UP TO 50 per cent of unionised employers in the country have now agreed to pay wage increases agreed under the terms of the national pay deal negotiated last autumn, trade union leaders said yesterday.
Speaking after a meeting of the private sector committee of the Irish Congress of Trade Unions (Ictu), its secretary Eamon Devoy of the Technical, Engineering Electrical Union (TEEU) said that in addition a further 20 per cent of employers had engaged in a process surrounding the increases.
The chairman of the committee, Jerry Shanahan of Unite, told The Irish Timeslast night that up to 90 per cent of employers in the financial sector, employing 50,000 to 60,000, were now compliant with the agreement.
He said that in companies such as Bank of Ireland, Hibernian, Allianz and Standard Life the agreement terms have been met.
Unite is planning to place pickets next Monday, during the Ictu national day of action, on New Ireland Assurance which it claims did not engage meaningfully in relation to the increases.
The company has denied this assertion.
In a statement issued after its meeting yesterday, the Ictu private sector committee said that the planned industrial action on March 30th was part of a campaign targeting “rogue employers” who refuse to either pay the terms of the national agreement or to engage with unions.
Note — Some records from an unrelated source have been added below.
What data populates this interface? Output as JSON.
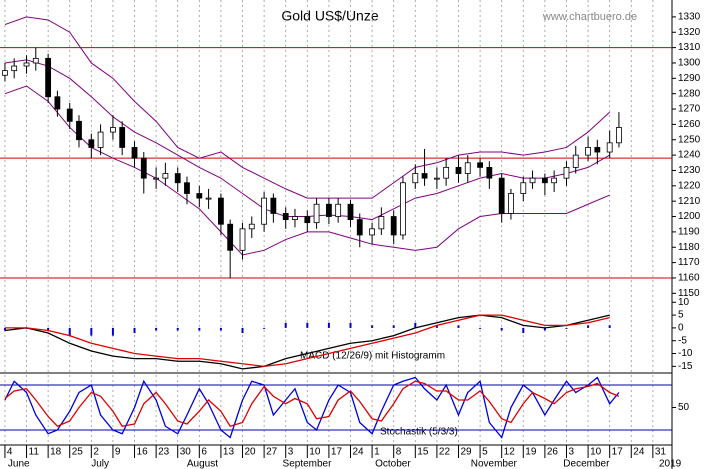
{
  "chart_data": [
    {
      "type": "candlestick",
      "title": "Gold US$/Unze",
      "source": "www.chartbuero.de",
      "xlim": [
        -1.6,
        216.2
      ],
      "ylim": [
        1145,
        1341
      ],
      "yticks": [
        1150,
        1160,
        1170,
        1180,
        1190,
        1200,
        1210,
        1220,
        1230,
        1240,
        1250,
        1260,
        1270,
        1280,
        1290,
        1300,
        1310,
        1320,
        1330
      ],
      "x": [
        0,
        3,
        7,
        10,
        14,
        17,
        21,
        24,
        28,
        31,
        35,
        38,
        42,
        45,
        49,
        52,
        56,
        59,
        63,
        66,
        70,
        73,
        77,
        80,
        84,
        87,
        91,
        94,
        98,
        101,
        105,
        108,
        112,
        115,
        119,
        122,
        126,
        129,
        133,
        136,
        140,
        143,
        147,
        150,
        154,
        157,
        161,
        164,
        168,
        171,
        175,
        178,
        182,
        185,
        189,
        192,
        196,
        199
      ],
      "open": [
        1292,
        1295,
        1298,
        1300,
        1303,
        1278,
        1270,
        1262,
        1250,
        1245,
        1255,
        1258,
        1245,
        1238,
        1225,
        1225,
        1228,
        1222,
        1215,
        1212,
        1212,
        1195,
        1178,
        1192,
        1195,
        1212,
        1202,
        1198,
        1200,
        1196,
        1208,
        1200,
        1208,
        1198,
        1188,
        1192,
        1200,
        1188,
        1222,
        1228,
        1225,
        1225,
        1232,
        1228,
        1235,
        1232,
        1225,
        1202,
        1215,
        1222,
        1225,
        1222,
        1225,
        1232,
        1240,
        1245,
        1242,
        1248
      ],
      "high": [
        1300,
        1303,
        1305,
        1310,
        1306,
        1282,
        1274,
        1266,
        1254,
        1260,
        1266,
        1262,
        1249,
        1242,
        1232,
        1235,
        1232,
        1226,
        1220,
        1218,
        1215,
        1198,
        1196,
        1200,
        1216,
        1215,
        1206,
        1205,
        1204,
        1212,
        1212,
        1212,
        1211,
        1202,
        1196,
        1206,
        1204,
        1226,
        1234,
        1244,
        1232,
        1238,
        1240,
        1240,
        1238,
        1236,
        1228,
        1218,
        1226,
        1230,
        1228,
        1230,
        1236,
        1246,
        1252,
        1250,
        1256,
        1268
      ],
      "low": [
        1288,
        1290,
        1293,
        1295,
        1274,
        1265,
        1257,
        1245,
        1238,
        1240,
        1250,
        1240,
        1232,
        1215,
        1218,
        1220,
        1216,
        1208,
        1206,
        1205,
        1188,
        1160,
        1172,
        1186,
        1190,
        1196,
        1192,
        1193,
        1190,
        1192,
        1195,
        1196,
        1193,
        1180,
        1182,
        1188,
        1182,
        1185,
        1218,
        1220,
        1218,
        1220,
        1222,
        1222,
        1226,
        1218,
        1196,
        1198,
        1210,
        1218,
        1214,
        1216,
        1220,
        1228,
        1236,
        1234,
        1238,
        1245
      ],
      "close": [
        1295,
        1298,
        1300,
        1303,
        1278,
        1270,
        1262,
        1250,
        1245,
        1255,
        1258,
        1245,
        1238,
        1225,
        1225,
        1228,
        1222,
        1215,
        1212,
        1212,
        1195,
        1178,
        1192,
        1195,
        1212,
        1202,
        1198,
        1200,
        1196,
        1208,
        1200,
        1208,
        1198,
        1188,
        1192,
        1200,
        1188,
        1222,
        1228,
        1225,
        1225,
        1232,
        1228,
        1235,
        1232,
        1225,
        1202,
        1215,
        1222,
        1225,
        1222,
        1225,
        1232,
        1240,
        1245,
        1242,
        1248,
        1258
      ],
      "up_color": "#ffffff",
      "down_color": "#000000",
      "bands": {
        "color": "#800080",
        "x": [
          0,
          7,
          14,
          21,
          28,
          35,
          42,
          49,
          56,
          63,
          70,
          77,
          84,
          91,
          98,
          105,
          112,
          119,
          126,
          133,
          140,
          147,
          154,
          161,
          168,
          175,
          182,
          189,
          196
        ],
        "upper": [
          1325,
          1330,
          1328,
          1320,
          1300,
          1290,
          1275,
          1262,
          1245,
          1238,
          1242,
          1232,
          1225,
          1218,
          1212,
          1212,
          1212,
          1212,
          1222,
          1232,
          1235,
          1240,
          1242,
          1242,
          1240,
          1242,
          1245,
          1255,
          1268
        ],
        "middle": [
          1300,
          1302,
          1298,
          1290,
          1278,
          1265,
          1255,
          1248,
          1240,
          1232,
          1225,
          1215,
          1205,
          1200,
          1200,
          1201,
          1200,
          1198,
          1205,
          1212,
          1215,
          1220,
          1225,
          1228,
          1225,
          1225,
          1228,
          1232,
          1240
        ],
        "lower": [
          1280,
          1285,
          1275,
          1258,
          1245,
          1238,
          1232,
          1225,
          1215,
          1205,
          1190,
          1175,
          1178,
          1185,
          1190,
          1190,
          1186,
          1182,
          1180,
          1178,
          1180,
          1192,
          1200,
          1202,
          1202,
          1202,
          1202,
          1208,
          1214
        ]
      },
      "hlines": [
        1310,
        1238,
        1160
      ],
      "hline_color": "#cc0000"
    },
    {
      "type": "line",
      "label": "MACD (12/26/9) mit Histogramm",
      "xlim": [
        -1.6,
        216.2
      ],
      "ylim": [
        -17.6,
        10.5
      ],
      "yticks": [
        10,
        5,
        0,
        -5,
        -10,
        -15
      ],
      "x": [
        0,
        7,
        14,
        21,
        28,
        35,
        42,
        49,
        56,
        63,
        70,
        77,
        84,
        91,
        98,
        105,
        112,
        119,
        126,
        133,
        140,
        147,
        154,
        161,
        168,
        175,
        182,
        189,
        196
      ],
      "series": [
        {
          "color": "#000000",
          "values": [
            -1,
            0,
            -2,
            -6,
            -9,
            -11,
            -12,
            -12,
            -13,
            -13,
            -14,
            -16,
            -15,
            -12,
            -10,
            -8,
            -6,
            -5,
            -3,
            0,
            2,
            4,
            5,
            4,
            1,
            0,
            1,
            3,
            5
          ]
        },
        {
          "color": "#dd0000",
          "values": [
            0,
            0,
            -1,
            -3,
            -6,
            -8,
            -10,
            -11,
            -12,
            -12,
            -13,
            -14,
            -15,
            -14,
            -12,
            -10,
            -8,
            -6,
            -4,
            -2,
            1,
            3,
            5,
            5,
            3,
            1,
            1,
            2,
            4
          ]
        }
      ],
      "histogram": {
        "color": "#0000cc",
        "values": [
          -1,
          0,
          -1,
          -3,
          -3,
          -3,
          -2,
          -1,
          -1,
          -1,
          -1,
          -2,
          0,
          2,
          2,
          2,
          2,
          1,
          1,
          2,
          1,
          1,
          0,
          -1,
          -2,
          -1,
          0,
          1,
          1
        ]
      }
    },
    {
      "type": "line",
      "label": "Stochastik (5/3/3)",
      "xlim": [
        -1.6,
        216.2
      ],
      "ylim": [
        0,
        96
      ],
      "yticks": [
        50
      ],
      "x": [
        0,
        3,
        7,
        10,
        14,
        17,
        21,
        24,
        28,
        31,
        35,
        38,
        42,
        45,
        49,
        52,
        56,
        59,
        63,
        66,
        70,
        73,
        77,
        80,
        84,
        87,
        91,
        94,
        98,
        101,
        105,
        108,
        112,
        115,
        119,
        122,
        126,
        129,
        133,
        136,
        140,
        143,
        147,
        150,
        154,
        157,
        161,
        164,
        168,
        171,
        175,
        178,
        182,
        185,
        189,
        192,
        196,
        199
      ],
      "series": [
        {
          "color": "#0000dd",
          "values": [
            60,
            85,
            70,
            40,
            15,
            20,
            45,
            70,
            80,
            40,
            20,
            15,
            50,
            85,
            60,
            25,
            15,
            40,
            75,
            55,
            20,
            10,
            60,
            85,
            80,
            40,
            60,
            75,
            30,
            20,
            60,
            80,
            70,
            30,
            15,
            45,
            80,
            85,
            90,
            75,
            60,
            80,
            40,
            70,
            85,
            30,
            10,
            50,
            80,
            70,
            40,
            60,
            85,
            70,
            80,
            90,
            55,
            70
          ]
        },
        {
          "color": "#dd0000",
          "values": [
            62,
            72,
            75,
            60,
            38,
            25,
            32,
            50,
            70,
            65,
            45,
            25,
            28,
            55,
            70,
            55,
            32,
            28,
            45,
            60,
            45,
            25,
            30,
            55,
            78,
            65,
            55,
            62,
            55,
            35,
            38,
            60,
            72,
            58,
            35,
            32,
            55,
            75,
            85,
            82,
            72,
            72,
            60,
            60,
            72,
            58,
            35,
            30,
            55,
            70,
            62,
            55,
            70,
            75,
            78,
            82,
            70,
            65
          ]
        }
      ],
      "hlines": [
        20,
        80
      ],
      "hline_color": "#0000aa",
      "xticks": [
        {
          "value": 0,
          "label": "4"
        },
        {
          "value": 7,
          "label": "11"
        },
        {
          "value": 14,
          "label": "18"
        },
        {
          "value": 21,
          "label": "25"
        },
        {
          "value": 28,
          "label": "2"
        },
        {
          "value": 35,
          "label": "9"
        },
        {
          "value": 42,
          "label": "16"
        },
        {
          "value": 49,
          "label": "23"
        },
        {
          "value": 56,
          "label": "30"
        },
        {
          "value": 63,
          "label": "6"
        },
        {
          "value": 70,
          "label": "13"
        },
        {
          "value": 77,
          "label": "20"
        },
        {
          "value": 84,
          "label": "27"
        },
        {
          "value": 91,
          "label": "3"
        },
        {
          "value": 98,
          "label": "10"
        },
        {
          "value": 105,
          "label": "17"
        },
        {
          "value": 112,
          "label": "24"
        },
        {
          "value": 119,
          "label": "1"
        },
        {
          "value": 126,
          "label": "8"
        },
        {
          "value": 133,
          "label": "15"
        },
        {
          "value": 140,
          "label": "22"
        },
        {
          "value": 147,
          "label": "29"
        },
        {
          "value": 154,
          "label": "5"
        },
        {
          "value": 161,
          "label": "12"
        },
        {
          "value": 168,
          "label": "19"
        },
        {
          "value": 175,
          "label": "26"
        },
        {
          "value": 182,
          "label": "3"
        },
        {
          "value": 189,
          "label": "10"
        },
        {
          "value": 196,
          "label": "17"
        },
        {
          "value": 203,
          "label": "24"
        },
        {
          "value": 210,
          "label": "31"
        }
      ],
      "months": [
        {
          "value": 0,
          "label": "June"
        },
        {
          "value": 27,
          "label": "July"
        },
        {
          "value": 58,
          "label": "August"
        },
        {
          "value": 89,
          "label": "September"
        },
        {
          "value": 119,
          "label": "October"
        },
        {
          "value": 150,
          "label": "November"
        },
        {
          "value": 180,
          "label": "December"
        },
        {
          "value": 211,
          "label": "2019"
        }
      ]
    }
  ]
}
However, the country’s largest craft union, the TEEU, has taken a stronger line and said it will be calling on all of its 45,000 members to participate in the Ictu’s day of action on March 30th – including those in companies that were compliant with the national agreement.
Unions say that since they began balloting members on strike action as part of the Ictu campaign there has been a surge in the number of employers who had either met the terms of the deal or who had engaged in a process with them. Unite last night issued an expanded list of companies and organisations that would be subject to industrial action on Monday as part of the Ictu campaign.
It said that since ballots of members “notice of strike action has been served by Unite on a number of employers including New Ireland Assurance, Enterprise Ireland, Glaxo Smithkline Beecham, the Health Service Executive, the National Standards Authority of Ireland and Aer Lingus”.
Unite regional secretary Jimmy Kelly said: “It was the Government and the employer representative groups that walked away from their own agreement. A substantial number of employers themselves have agreed to pay while others are involved in the agreed procedures.
“Ironically, Maxol the company of which the president of [employers’ group] Ibec, Tom Noonan, is chief executive is compliant. Surely those employers who have done the right thing should be encouraging others to do likewise, not to withdraw,” he said.
The country’s largest union, Siptu, has not yet issued the results of any of its ballots or set out the details of companies and organisations where pickets would be placed next Monday.
A spokesman for Siptu said it was likely to be tomorrow before detail of the union’s planned strike actions would be known.